Swiss Hydro Company – Aufbau eines Familienbetriebs in Mazedonien
Sanitärinstallateur Ismail Dervishi aus dem Thurgau plante ursprünglich gar nicht, in Mazedonien ein Geschäft aufzubauen. Bei seinen Arbeitseinsätzen für Verwandte und Freunde in Mazedonien erkannte er jedoch die grosse ungedeckte Nachfrage für qualitativ hochstehende Dienstleistungen und Produkte, gerade auch für Schweizer Marken.
Er entschloss sich, seine langjährige Erfahrung als Sanitärinstallateur und seine Kontakte zu Markenherstellern zu nutzen, um in Mazedonien ein eigenes Unternehmen im Sanitärbereich, die Swiss Hydro Company, aufzubauen.
Wegweisend war die Vision, einen Vorzeigebetrieb zu schaffen und Schweizer Qualität nach Mazedonien zu bringen. Die eigentliche Geschäftstätigkeit begann 2008 mit dem Vertrieb von Geberit Produkten. Da ein Bankkredit in diesem frühen Stadium des Unternehmens kaum erhältlich gewesen wäre, bewarb sich die Swiss Hydro Company 2011 erfolgreich um ein Darlehen des SSF.
Damit finanzierte man den weiteren Ausbau des Geschäftsgebäudes und den Einkauf von Material und Geräten. In den vergangenen 10 Jahren hat sich der Familienbetrieb, in dem sich auch die Söhne und Schwiegertöchter engagieren, gut entwickelt und beschäftigt heute rund 9 Angestellte.

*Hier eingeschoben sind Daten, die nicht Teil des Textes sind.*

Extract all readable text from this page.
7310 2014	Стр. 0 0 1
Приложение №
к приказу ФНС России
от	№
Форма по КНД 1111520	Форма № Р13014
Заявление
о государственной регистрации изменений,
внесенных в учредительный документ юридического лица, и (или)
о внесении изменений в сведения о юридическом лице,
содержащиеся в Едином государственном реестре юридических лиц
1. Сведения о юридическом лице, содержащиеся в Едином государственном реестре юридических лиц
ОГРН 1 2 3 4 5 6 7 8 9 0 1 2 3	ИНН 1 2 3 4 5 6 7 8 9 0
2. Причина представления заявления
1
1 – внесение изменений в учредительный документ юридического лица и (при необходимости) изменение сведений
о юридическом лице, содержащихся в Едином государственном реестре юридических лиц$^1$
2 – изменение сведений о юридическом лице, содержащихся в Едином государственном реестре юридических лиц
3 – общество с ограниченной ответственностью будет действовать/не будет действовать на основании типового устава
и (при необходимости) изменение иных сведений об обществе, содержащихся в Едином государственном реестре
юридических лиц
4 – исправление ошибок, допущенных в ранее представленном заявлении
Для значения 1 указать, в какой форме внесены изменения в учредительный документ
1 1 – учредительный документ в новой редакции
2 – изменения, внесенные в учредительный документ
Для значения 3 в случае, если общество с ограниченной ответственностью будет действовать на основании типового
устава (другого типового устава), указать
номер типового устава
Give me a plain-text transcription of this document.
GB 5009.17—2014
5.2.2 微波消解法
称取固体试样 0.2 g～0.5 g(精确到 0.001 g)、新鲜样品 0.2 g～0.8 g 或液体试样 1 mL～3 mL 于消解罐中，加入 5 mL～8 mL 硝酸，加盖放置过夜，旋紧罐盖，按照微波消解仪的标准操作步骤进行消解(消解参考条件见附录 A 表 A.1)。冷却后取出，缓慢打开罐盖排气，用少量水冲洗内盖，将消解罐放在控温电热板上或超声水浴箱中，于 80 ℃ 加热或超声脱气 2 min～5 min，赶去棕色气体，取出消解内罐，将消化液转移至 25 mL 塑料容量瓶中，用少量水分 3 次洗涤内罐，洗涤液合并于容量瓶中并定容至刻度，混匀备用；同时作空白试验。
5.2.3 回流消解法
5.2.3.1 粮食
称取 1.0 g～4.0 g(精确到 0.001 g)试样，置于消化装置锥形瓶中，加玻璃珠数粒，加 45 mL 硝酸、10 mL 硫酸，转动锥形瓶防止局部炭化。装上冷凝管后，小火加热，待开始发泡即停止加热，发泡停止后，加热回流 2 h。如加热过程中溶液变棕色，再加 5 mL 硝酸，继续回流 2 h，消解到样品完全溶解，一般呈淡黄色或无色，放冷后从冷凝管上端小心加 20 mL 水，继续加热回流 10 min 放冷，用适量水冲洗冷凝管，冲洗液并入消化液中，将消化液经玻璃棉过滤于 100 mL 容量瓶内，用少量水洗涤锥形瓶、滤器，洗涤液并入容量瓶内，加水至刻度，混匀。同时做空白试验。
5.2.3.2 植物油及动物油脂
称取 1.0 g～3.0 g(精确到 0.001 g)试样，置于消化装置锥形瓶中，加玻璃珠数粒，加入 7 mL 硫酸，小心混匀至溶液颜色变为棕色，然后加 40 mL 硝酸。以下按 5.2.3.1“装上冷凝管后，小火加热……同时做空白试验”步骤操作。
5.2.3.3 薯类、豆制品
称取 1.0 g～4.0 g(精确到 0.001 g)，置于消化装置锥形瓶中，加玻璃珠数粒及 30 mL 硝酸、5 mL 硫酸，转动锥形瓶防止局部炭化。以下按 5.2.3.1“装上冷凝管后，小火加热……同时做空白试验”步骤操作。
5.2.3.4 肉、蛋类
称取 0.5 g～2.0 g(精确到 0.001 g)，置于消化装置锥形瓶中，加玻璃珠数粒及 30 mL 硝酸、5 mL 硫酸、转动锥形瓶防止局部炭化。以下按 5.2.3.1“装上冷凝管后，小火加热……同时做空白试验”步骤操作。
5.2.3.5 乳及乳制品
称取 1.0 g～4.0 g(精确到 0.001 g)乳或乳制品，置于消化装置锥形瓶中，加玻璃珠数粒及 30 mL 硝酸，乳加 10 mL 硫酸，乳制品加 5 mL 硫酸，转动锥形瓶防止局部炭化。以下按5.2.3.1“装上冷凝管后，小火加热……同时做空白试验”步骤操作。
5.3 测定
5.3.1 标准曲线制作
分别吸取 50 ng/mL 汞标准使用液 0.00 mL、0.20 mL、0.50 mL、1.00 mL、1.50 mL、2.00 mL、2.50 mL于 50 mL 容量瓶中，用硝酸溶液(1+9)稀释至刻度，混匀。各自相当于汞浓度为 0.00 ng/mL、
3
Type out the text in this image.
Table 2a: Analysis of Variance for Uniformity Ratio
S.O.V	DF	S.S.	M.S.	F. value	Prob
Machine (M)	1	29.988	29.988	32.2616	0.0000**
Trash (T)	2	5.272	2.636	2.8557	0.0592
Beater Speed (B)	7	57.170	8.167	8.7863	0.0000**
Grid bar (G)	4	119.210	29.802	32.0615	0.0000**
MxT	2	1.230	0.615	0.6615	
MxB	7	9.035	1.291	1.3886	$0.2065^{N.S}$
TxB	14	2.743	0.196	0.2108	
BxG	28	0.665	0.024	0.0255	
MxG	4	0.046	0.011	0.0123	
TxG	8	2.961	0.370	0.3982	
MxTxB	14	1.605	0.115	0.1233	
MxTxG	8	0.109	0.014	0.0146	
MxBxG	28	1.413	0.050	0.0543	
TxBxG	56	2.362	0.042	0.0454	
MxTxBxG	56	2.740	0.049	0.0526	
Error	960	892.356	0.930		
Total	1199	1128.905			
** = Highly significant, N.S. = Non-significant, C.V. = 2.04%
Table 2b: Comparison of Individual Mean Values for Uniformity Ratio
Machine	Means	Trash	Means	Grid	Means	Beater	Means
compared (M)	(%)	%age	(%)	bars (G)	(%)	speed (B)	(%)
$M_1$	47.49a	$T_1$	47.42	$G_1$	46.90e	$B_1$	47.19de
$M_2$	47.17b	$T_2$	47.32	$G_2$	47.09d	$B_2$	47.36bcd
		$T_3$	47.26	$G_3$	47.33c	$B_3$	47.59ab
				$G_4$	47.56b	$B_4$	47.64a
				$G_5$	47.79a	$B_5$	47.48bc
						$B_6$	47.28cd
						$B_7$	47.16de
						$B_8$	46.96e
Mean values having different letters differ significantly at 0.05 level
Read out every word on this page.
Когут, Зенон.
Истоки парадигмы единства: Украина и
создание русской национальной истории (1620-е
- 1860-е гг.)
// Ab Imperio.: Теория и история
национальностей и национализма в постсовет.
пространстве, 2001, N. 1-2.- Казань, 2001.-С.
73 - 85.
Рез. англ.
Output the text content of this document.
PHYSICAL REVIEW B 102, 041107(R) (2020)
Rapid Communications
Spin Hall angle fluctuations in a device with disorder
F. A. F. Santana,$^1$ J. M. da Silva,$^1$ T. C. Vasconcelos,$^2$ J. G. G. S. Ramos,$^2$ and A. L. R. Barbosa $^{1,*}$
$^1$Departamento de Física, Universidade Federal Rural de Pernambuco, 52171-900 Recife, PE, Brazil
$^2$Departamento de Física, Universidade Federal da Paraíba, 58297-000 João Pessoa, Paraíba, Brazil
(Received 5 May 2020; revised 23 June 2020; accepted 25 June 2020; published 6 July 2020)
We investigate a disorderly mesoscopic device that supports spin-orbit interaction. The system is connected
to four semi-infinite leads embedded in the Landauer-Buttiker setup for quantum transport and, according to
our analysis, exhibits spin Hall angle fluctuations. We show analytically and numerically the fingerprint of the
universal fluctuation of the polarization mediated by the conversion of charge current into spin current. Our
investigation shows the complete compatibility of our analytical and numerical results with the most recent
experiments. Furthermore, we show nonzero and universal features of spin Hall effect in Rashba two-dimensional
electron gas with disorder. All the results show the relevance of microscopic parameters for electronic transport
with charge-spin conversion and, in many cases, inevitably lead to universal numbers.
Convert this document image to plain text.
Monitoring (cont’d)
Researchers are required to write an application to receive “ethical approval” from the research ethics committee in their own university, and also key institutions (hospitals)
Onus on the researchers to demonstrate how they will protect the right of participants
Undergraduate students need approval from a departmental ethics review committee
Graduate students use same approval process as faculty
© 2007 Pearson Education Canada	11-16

Der Kredit des SECO Start-up Fund war für den Unternehmer Dervishi eine wichtige Finanzierungsquelle in der frühen Phase seines Unternehmens, „…auch wenn der Kredit in Schweizer Franken für unser Euro-basiertes Geschäft zeitweise recht teuer geworden war.“
Von der Tankstelle bis zum Geschäft mit Holzpellets: Unternehmertum im Kosovo
Bashkim Zejnullahu entschied sich im 2002 spontan, den Kanton Solothurn zu verlassen und als Unternehmer im Kosovo neu anzufangen.
Heute ist er froh, dass er den Schritt gewagt hat: „In der Schweiz hätte ich mich mit meinen beschränkten finanziellen Mitteln nie selbständig machen können. Zudem sah ich im Kosovo weniger Konkurrenz und mehr Freiraum für unternehmerische Initiative“.
2002 startete Zejnullahu sein erstes Unternehmen, eine kleine Tankstelle, zu der inzwischen auch ein Restaurant mit Bar gehört.
2007 folgte der Einstieg in den Vertrieb von internationalen Zeitungen, 2009 der Kauf einer Getreidemühle.
Mit einem Kredit des SECO Start-up Funds baute Herr Zejnullahu ab 2008 eine Produktion von Holzbrikets und Pellets auf und ist heute einer der grössten Anbieter im lokalen Markt.
Nach Rückzahlung dieses ersten Kredites bewarb sich der Unternehmer 2013 und 2015 erfolgreich um weitere Finanzierungen für den Ausbau einer Papiersackfabrik im Kosovo und für die Gründung einer Briket- und Pelletproduktion in Mazedonien.
In den vergangenen 16 Jahren wurden so rund 100 Arbeitsplätze geschaffen. Der Aufbau so vieler Unternehmen verlangt einen überdurchschnittlichen Arbeitseinsatz und die Bereitschaft, immer wieder neu zu investieren und entsprechende finanzielle Risiken einzugehen.
„Umso wichtiger war für mich ein verlässlicher Partner wie der SECO Start-up Fund“, so Zejnullahu, „der einem mit Rat und Tat zur Seite steht und einem auch hilft, Lösungen zu finden, wenn es einmal eng wird“.